The test is based on the same process we developed with Vilas Navapurkar before the outbreak of COVID-19. What we are working on is reducing the turnaround time and adding the COVID PCR to it.
We are putting through 4 or 5 samples a day at the moment. The test can detect 80 different targets in each sample. This is done with the help of PCR which expands the number of infectious agents we can detect. While good at giving an early diagnostic result, the microarray based test is not yet a perfect process and still needs to be validated through other procedures. We still need to do microbiological culture on it. Nonetheless, the test is able to give you an early readout of the data of what is in the sample that you can follow up on.
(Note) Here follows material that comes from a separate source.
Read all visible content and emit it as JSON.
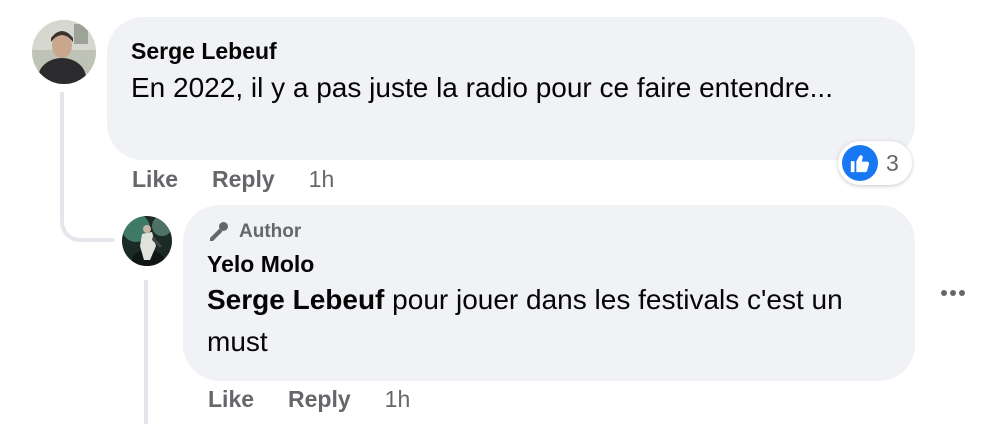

Unfortunately it is difficult to quantify the direct benefits of the test. But the reality of it is that it allows the reallocation of resources and priority to other patients. This can be gauged from some observations with two patients, who when they arrived on ICU had not been confirmed to have COVID-19 or not. In one case the microarray test identified them to have the COVID-19. This result enabled the patient to be moved into an isolated treatment ward somewhere else, which freed up space for another patient to be accomodated. In another case a patient tested negative with the microarray test. As a result the team were able to move him to another room in a less higher dependency area which needed fewer nurses. This freed up the room for another patient. It also freed up the nurses who were originally allocated to him in case he developed COVID-19 symptoms. Such stories illustrate just how much time and energy the microarray test could save.